Belarusian safety providers have made it almost not possible for impartial artists to proceed working in the nation. One Minsk-based visible artist mentioned she had deserted a shared studio area after police started visiting her at residence this yr in reference to the protests. She requested a good friend to retrieve and conceal her work and different artworks as a result of she was afraid they could possibly be confiscated or destroyed.

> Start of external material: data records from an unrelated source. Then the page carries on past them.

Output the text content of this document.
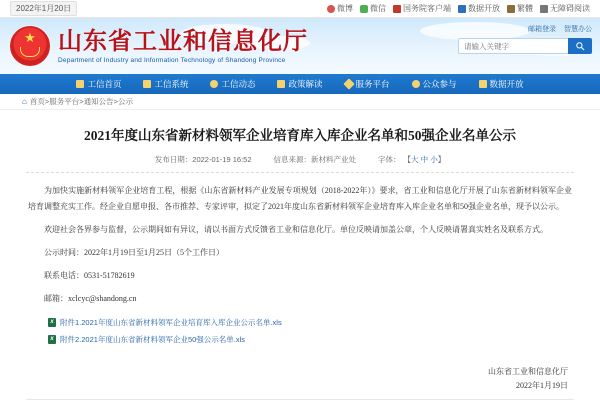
2022年1月20日	微博 微信 国务院客户端 数据开放 繁體 无障碍阅读
★
山东省工业和信息化厅
Department of Industry and Information Technology of Shandong Province
邮箱登录 智慧办公
请输入关键字
工信首页	工信系统	工信动态	政策解读	服务平台	公众参与	数据开放
⌂ 首页>服务平台>通知公告>公示
2021年度山东省新材料领军企业培育库入库企业名单和50强企业名单公示
发布日期：2022-01-19 16:52	信息来源：新材料产业处	字体： 【大 中 小】

为加快实施新材料领军企业培育工程，根据《山东省新材料产业发展专项规划（2018-2022年）》要求，省工业和信息化厅开展了山东省新材料领军企业培育调整充实工作。经企业自愿申报、各市推荐、专家评审，拟定了2021年度山东省新材料领军企业培育库入库企业名单和50强企业名单，现予以公示。

欢迎社会各界参与监督，公示期间如有异议，请以书面方式反馈省工业和信息化厅。单位反映请加盖公章，个人反映请署真实姓名及联系方式。

公示时间：2022年1月19日至1月25日（5个工作日）

联系电话：0531-51782619

邮箱：xclcyc@shandong.cn

x
附件1.2021年度山东省新材料领军企业培育库入库企业公示名单.xls
x
附件2.2021年度山东省新材料领军企业50强公示名单.xls
山东省工业和信息化厅
2022年1月19日
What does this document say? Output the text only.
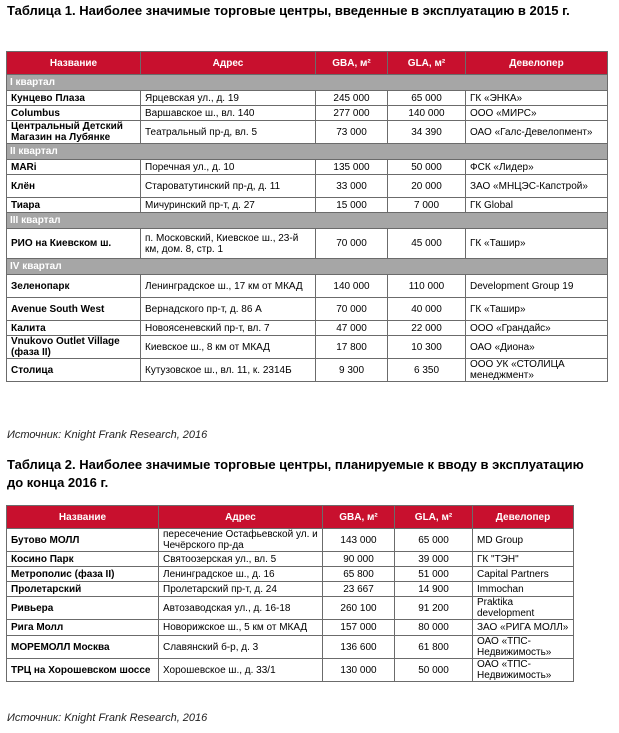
Таблица 1. Наиболее значимые торговые центры, введенные в эксплуатацию в 2015 г.
Название	Адрес	GBA, м²	GLA, м²	Девелопер
I квартал				
Кунцево Плаза	Ярцевская ул., д. 19	245 000	65 000	ГК «ЭНКА»
Columbus	Варшавское ш., вл. 140	277 000	140 000	ООО «МИРС»
Центральный Детский Магазин на Лубянке	Театральный пр-д, вл. 5	73 000	34 390	ОАО «Галс-Девелопмент»
II квартал				
MARi	Поречная ул., д. 10	135 000	50 000	ФСК «Лидер»
Клён	Староватутинский пр-д, д. 11	33 000	20 000	ЗАО «МНЦЭС-Капстрой»
Тиара	Мичуринский пр-т, д. 27	15 000	7 000	ГК Global
III квартал				
РИО на Киевском ш.	п. Московский, Киевское ш., 23-й км, дом. 8, стр. 1	70 000	45 000	ГК «Ташир»
IV квартал				
Зеленопарк	Ленинградское ш., 17 км от МКАД	140 000	110 000	Development Group 19
Avenue South West	Вернадского пр-т, д. 86 А	70 000	40 000	ГК «Ташир»
Калита	Новоясеневский пр-т, вл. 7	47 000	22 000	ООО «Грандайс»
Vnukovo Outlet Village (фаза II)	Киевское ш., 8 км от МКАД	17 800	10 300	ОАО «Диона»
Столица	Кутузовское ш., вл. 11, к. 2314Б	9 300	6 350	ООО УК «СТОЛИЦА менеджмент»
Источник: Knight Frank Research, 2016
Таблица 2. Наиболее значимые торговые центры, планируемые к вводу в эксплуатацию до конца 2016 г.
Название	Адрес	GBA, м²	GLA, м²	Девелопер
Бутово МОЛЛ	пересечение Остафьевской ул. и Чечёрского пр-да	143 000	65 000	MD Group
Косино Парк	Святоозерская ул., вл. 5	90 000	39 000	ГК "ТЭН"
Метрополис (фаза II)	Ленинградское ш., д. 16	65 800	51 000	Capital Partners
Пролетарский	Пролетарский пр-т, д. 24	23 667	14 900	Immochan
Ривьера	Автозаводская ул., д. 16-18	260 100	91 200	Praktika development
Рига Молл	Новорижское ш., 5 км от МКАД	157 000	80 000	ЗАО «РИГА МОЛЛ»
МОРЕМОЛЛ Москва	Славянский б-р, д. 3	136 600	61 800	ОАО «ТПС-Недвижимость»
ТРЦ на Хорошевском шоссе	Хорошевское ш., д. 33/1	130 000	50 000	ОАО «ТПС-Недвижимость»
Источник: Knight Frank Research, 2016
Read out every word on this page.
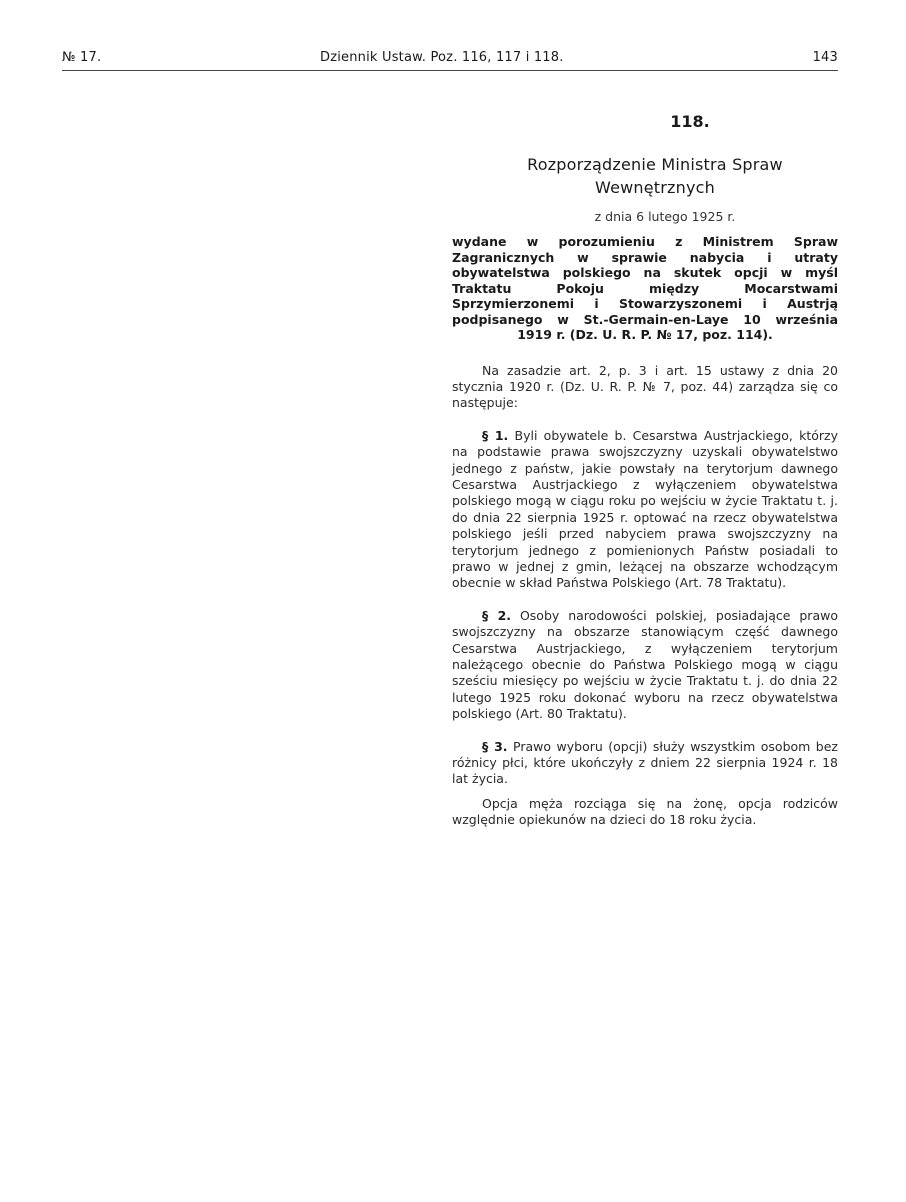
№ 17.	Dziennik Ustaw. Poz. 116, 117 i 118.	143
118.
Rozporządzenie Ministra Spraw
Wewnętrznych
z dnia 6 lutego 1925 r.

wydane w porozumieniu z Ministrem Spraw Zagranicznych w sprawie nabycia i utraty obywatelstwa polskiego na skutek opcji w myśl Traktatu Pokoju między Mocarstwami Sprzymierzonemi i Stowarzyszonemi i Austrją podpisanego w St.-Germain-en-Laye 10 września

1919 r. (Dz. U. R. P. № 17, poz. 114).

Na zasadzie art. 2, p. 3 i art. 15 ustawy z dnia 20 stycznia 1920 r. (Dz. U. R. P. № 7, poz. 44) zarządza się co następuje:

§ 1. Byli obywatele b. Cesarstwa Austrjackiego, którzy na podstawie prawa swojszczyzny uzyskali obywatelstwo jednego z państw, jakie powstały na terytorjum dawnego Cesarstwa Austrjackiego z wyłączeniem obywatelstwa polskiego mogą w ciągu roku po wejściu w życie Traktatu t. j. do dnia 22 sierpnia 1925 r. optować na rzecz obywatelstwa polskiego jeśli przed nabyciem prawa swojszczyzny na terytorjum jednego z pomienionych Państw posiadali to prawo w jednej z gmin, leżącej na obszarze wchodzącym obecnie w skład Państwa Polskiego (Art. 78 Traktatu).

§ 2. Osoby narodowości polskiej, posiadające prawo swojszczyzny na obszarze stanowiącym część dawnego Cesarstwa Austrjackiego, z wyłączeniem terytorjum należącego obecnie do Państwa Polskiego mogą w ciągu sześciu miesięcy po wejściu w życie Traktatu t. j. do dnia 22 lutego 1925 roku dokonać wyboru na rzecz obywatelstwa polskiego (Art. 80 Traktatu).

§ 3. Prawo wyboru (opcji) służy wszystkim osobom bez różnicy płci, które ukończyły z dniem 22 sierpnia 1924 r. 18 lat życia.

Opcja męża rozciąga się na żonę, opcja rodziców względnie opiekunów na dzieci do 18 roku życia.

Vlad Kobets of the Belarusian Solidarity Centre, a non-profit group in Warsaw related to the BFT, mentioned the troupe’s anticipated arrival there in mid-December was a part of a tide of outstanding cultural figures selecting to dwell away from Belarus as a result of their opposition to the authorities.
“These individuals of tradition … are typically younger individuals, the era that’s the driver of the protest,” mentioned Kobets, pointing to different latest émigrés corresponding to the opera singer Margarita Levchuk. The exodus had uncovered the cultural impoverishment of the Lukashenko authorities, he added. “You possibly can’t construct a rustic on nightsticks alone.”
The BFT has streamed a lot of its productions outdoors Belarus to audiences inside the nation, and has clandestinely carried out in residential courtyards, warehouses and garages in Minsk.
“We all know we are stronger than the regime,” mentioned Kaliada. “The authorities are extra petrified of artists than of political statements. Everybody believes that issues will change in Belarus, however for now the firm must be secure.
“We ask the UK public to face in solidarity with us at this most important time in our historical past. Solidarity is essential for our survival.” The corporate is appealing for donations.
The award-winning BFT’s patrons and supporters have included Václav Havel, the Czech playwright, dissident and president who died in 2011; the late Nobel laureate Harold Pinter; the Czech-born playwright Tom Stoppard; the actors Jeremy Irons and Kim Cattrall; and the Pink Floyd guitarist and vocalist David Gilmour.
The UK International, Commonwealth and Improvement Workplace had been very supportive, Kaliada mentioned.
Will Gompertz, the Barbican’s joint interim managing director, mentioned: “We are delighted to be working with our pals at Belarus Free Theatre and to have the ability to give the firm a platform for his or her essential work at this tough time.”